Even on a busy day, any of us can find 15 minutes or less—sometimes much less—to be fully engaged with our kids, to teach and empower them. This book will show you how I've done it, and hopefully inspire you to either do the same or invent your own, personalized variation. There is no one right way to approach this. No one knows how to raise your kids better than you do. Consider this a set of ideas and inspirations for you to try out, riff off of, or make your own. I wanted to publish this quickly, and Kickstarter seemed the most direct way.

Where did you get the inspiration for your book's cover?

We played with lots of ideas, but ended up with this photo of our daughter, Izabella (age 5) in what feels like a really inspiring, happy pose.

Who has been the most significant influence on you personally and as a writer?

When I was growing up, I had a babysitter who was like an extra mother. Her name was Eleanor. She was a plump old Italian lady who helped care for me since I was three weeks old. She's definitely been the biggest influence on me, personally. She was the kindest, most compassionate nad loving person I've known. Her values are what I try to live by and teach my kids. My elder daughter, Eleonora, is named after her. My number one priority is for my kids to grow up as kind, good, happy people.
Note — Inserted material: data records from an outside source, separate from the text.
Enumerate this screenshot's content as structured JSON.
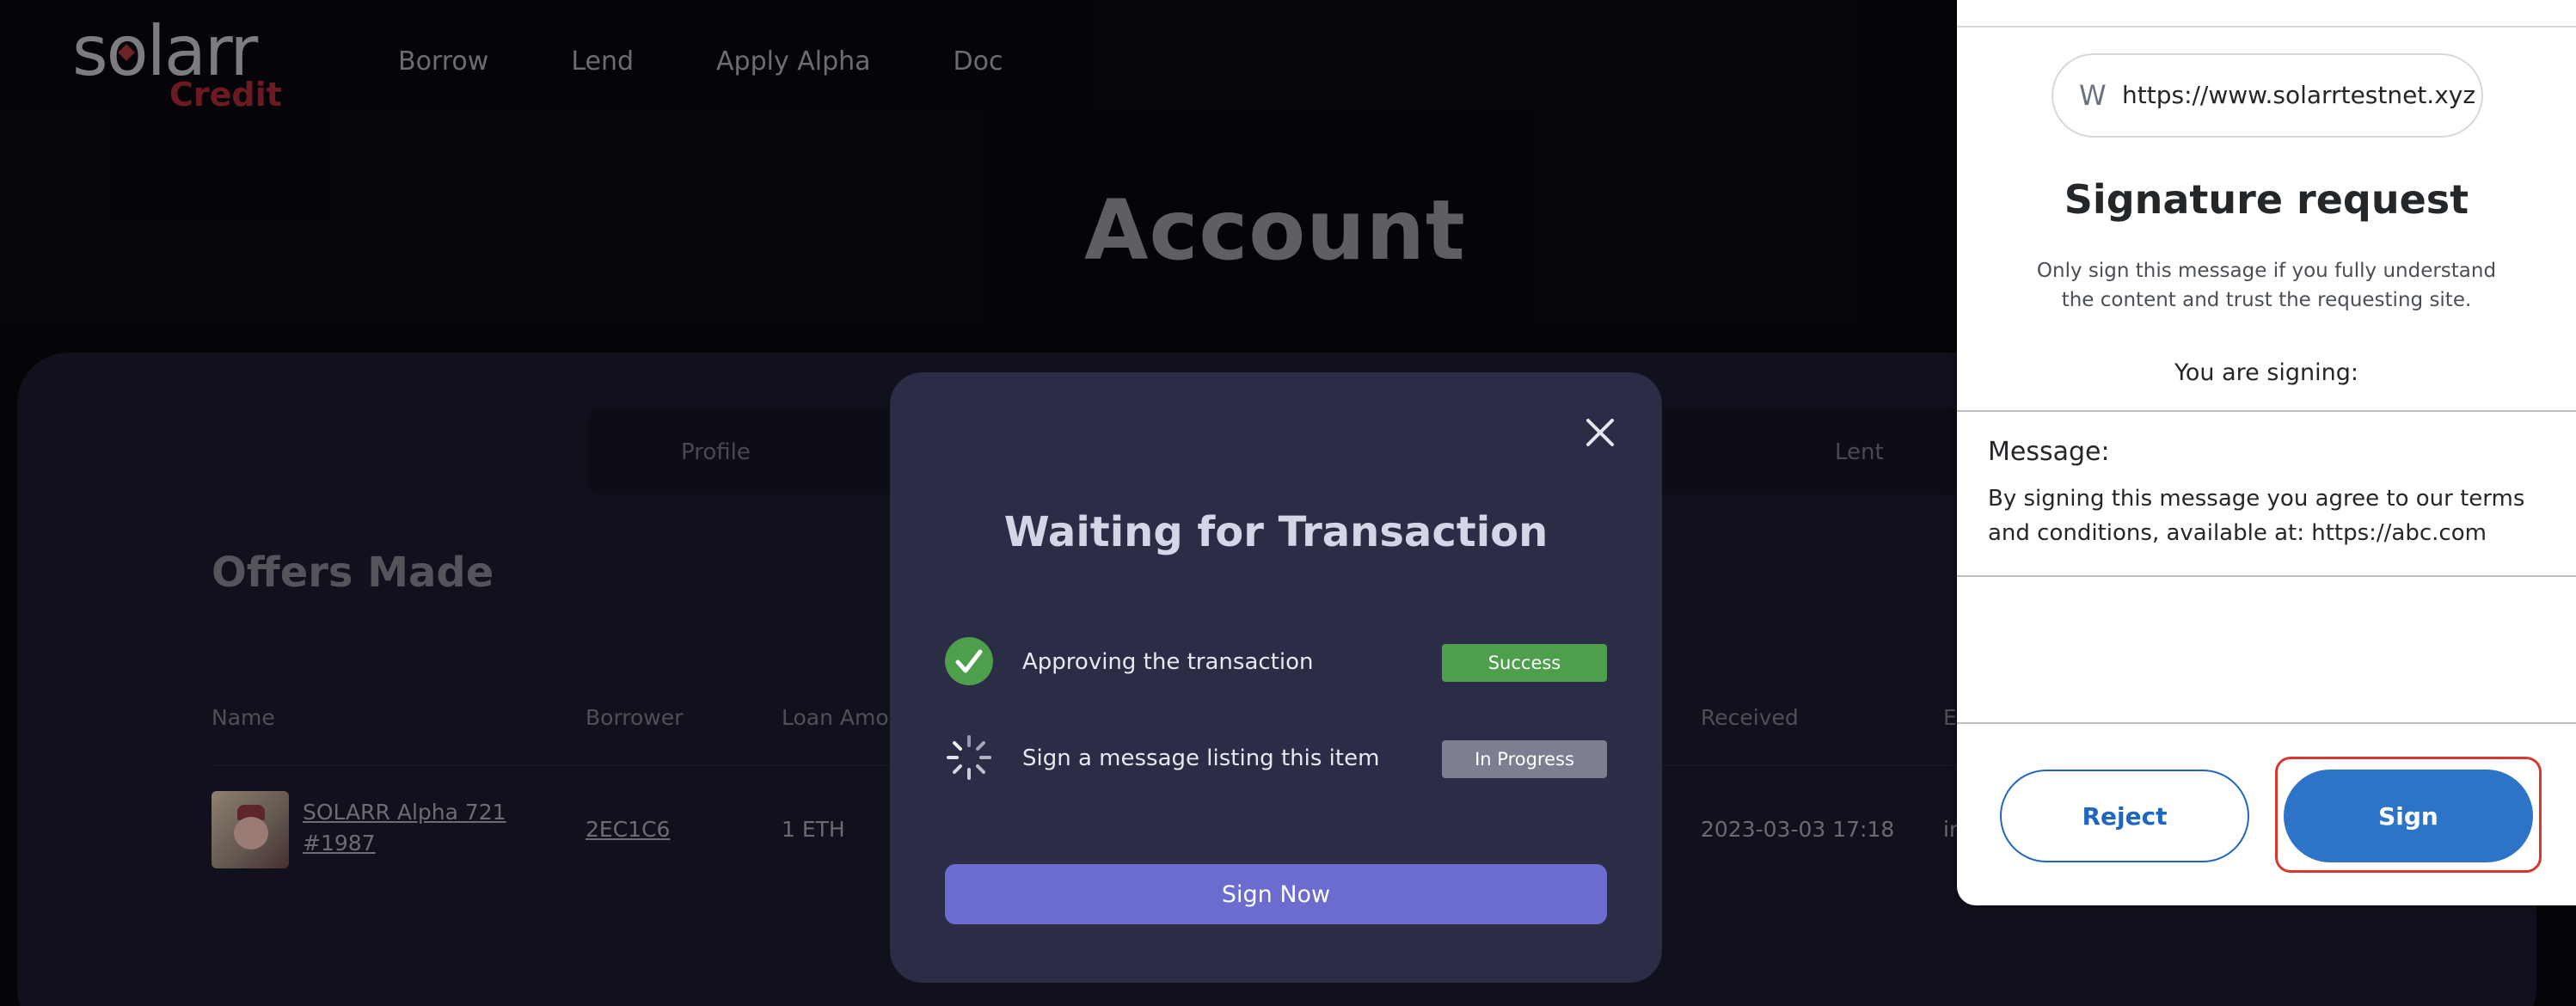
{
  "brand": {
    "name": "solarr",
    "sub": "Credit"
  },
  "nav": [
    "Borrow",
    "Lend",
    "Apply Alpha",
    "Doc"
  ],
  "page": {
    "title": "Account",
    "section_title": "Offers Made"
  },
  "tabs": [
    "Profile",
    "Lent"
  ],
  "table": {
    "headers": [
      "Name",
      "Borrower",
      "Loan Amou",
      "Received",
      "E"
    ],
    "rows": [
      {
        "name_line1": "SOLARR Alpha 721",
        "name_line2": "#1987",
        "borrower": "2EC1C6",
        "loan_amount": "1 ETH",
        "received": "2023-03-03 17:18",
        "extra": "in"
      }
    ]
  },
  "modal": {
    "title": "Waiting for Transaction",
    "steps": [
      {
        "label": "Approving the transaction",
        "status": "Success",
        "icon": "check-circle-icon"
      },
      {
        "label": "Sign a message listing this item",
        "status": "In Progress",
        "icon": "spinner-icon"
      }
    ],
    "button": "Sign Now"
  },
  "wallet": {
    "origin_avatar": "W",
    "origin_url": "https://www.solarrtestnet.xyz",
    "title": "Signature request",
    "warning": "Only sign this message if you fully understand the content and trust the requesting site.",
    "signing_label": "You are signing:",
    "message_label": "Message:",
    "message_body": "By signing this message you agree to our terms and conditions, available at: https://abc.com",
    "reject": "Reject",
    "sign": "Sign"
  },
  "colors": {
    "success": "#4e9f4b",
    "in_progress": "#7d7f91",
    "primary_purple": "#6b6bd0",
    "wallet_blue": "#2d74c9",
    "highlight_red": "#d7382d"
  }
}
Any of the other things they learn, or boxes they check, are great, but only if they are kind, good, and happy.

What were your struggles or obstacles you had to overcome to get this book written?

This book is unusual for me. I'm a best-selling author, and Pulitzer nominee and the books I write are usually shopped by my agent to major publishers. But that's a slow process--even when a book is bought (non-fiction books are bought based on proposals only, and you write the book after), it's usually at least a year before the book comes out. That's just too slow. I wanted to write and publish this quickly, because while its ideas are not linked to isolation time, they can certainly help now. So I tried to figure out how to get this out there quickly. And Kickstarter seemed like the best way. This campaign is essentially a chance for people to pre-order a limited edition book. There's no plan at the moment for it to be for sale to anyone but the Kickstarter backers.

Who is your target audience, and why?

My audience is proactive, caring parents of children roughly age 3-12. Parents who are interested in helping their kids develop beyond whatever they do in school.

What do you consider your greatest success in life?

Honestly? Being able to care for my family. That's what a real man does, and that's I think my proudest achievement.

What one unique thing sets you apart from other writers in your genre?

Well, I've got the weirdest profile for the author of a parenting book. I'm a professor of art history specializing in art crime, so my agent would say, "What the heck are you doing writing a parenting book?" But he gave me the greenlight because the publishing world is on pause and sort of anything goes during this odd Corona Time we're living in. So I'm approaching parenting from a different perspective. As a parent, sure, but the twist is that I'm also a professor.